GSK, whose fine makes up most of the combined £45m sanction imposed on a number of pharmaceutical companies by the competition watchdog, said the penalty relates to £50m of payments it made between 2001 and 2004 to ensure its rivals would not be able to develop a replacement for Seroxat, the group's anti-depression treatment.
"GSK challenged these pharmaceutical companies, alleging that their generic products would infringe its patents, and commenced litigation proceedings against GUK and Alpharma," the CMA said in a statement on Friday (12 February).

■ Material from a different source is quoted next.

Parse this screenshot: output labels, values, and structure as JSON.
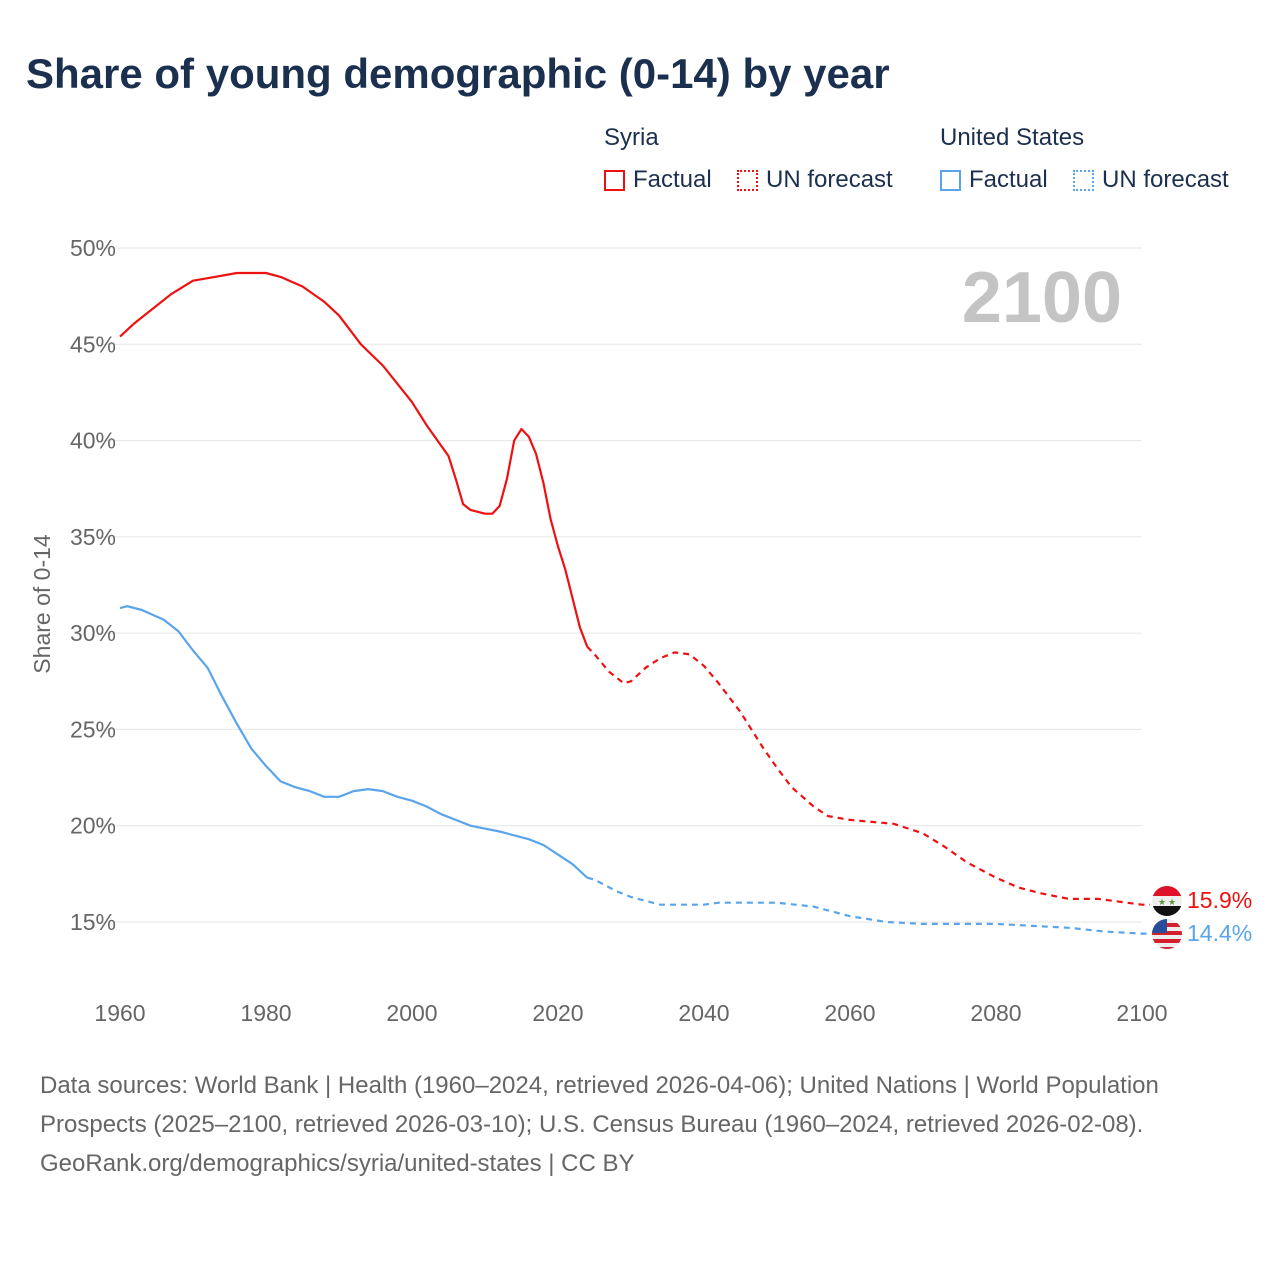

"Before that litigation went to trial, GUK and Alpharma each entered into agreements with GSK, which included terms prohibiting their independent entry into the UK paroxetine market."
At the time, GSK's Seroxat was a leading product in the industry, with 4.2 million prescriptions issued in 2000 and £90m worth of sales in the following 12 months, the watchdog added, indicating the payment made by the FTSE 100 delayed the arrival of generic treatment on the market.
"These 'pay-for-delay' agreements deferred the competition that the threat of independent generic entry could offer, and potentially deprived the NHS of the significant price falls that generally result from generic competition," the CMA said.
"In this case, when independent generic entry eventually took place at the end of 2003, average paroxetine prices dropped by over 70% in two years."
The watchdog added GSK's individual agreements with GUK and Alpharma, both of which were aiming to enter the market with a generic anti-depression treatment back in 2003, breached competition law prohibition on anticompetitive agreements.
"Today's decision sends out a strong message that we will tackle illegal behaviour that is designed to stifle competition at the expense of customers – in this case, the NHS and, ultimately, taxpayers," said Michael Grenfell, the CMA's executive director for enforcement.
"This investigation shows our determination to take enforcement action against illegal anti-competitive practices in sectors big and small. Cracking down on these practices is essential to protect consumers, to encourage legitimate business activity that such practices stifle, and to stimulate innovation and growth."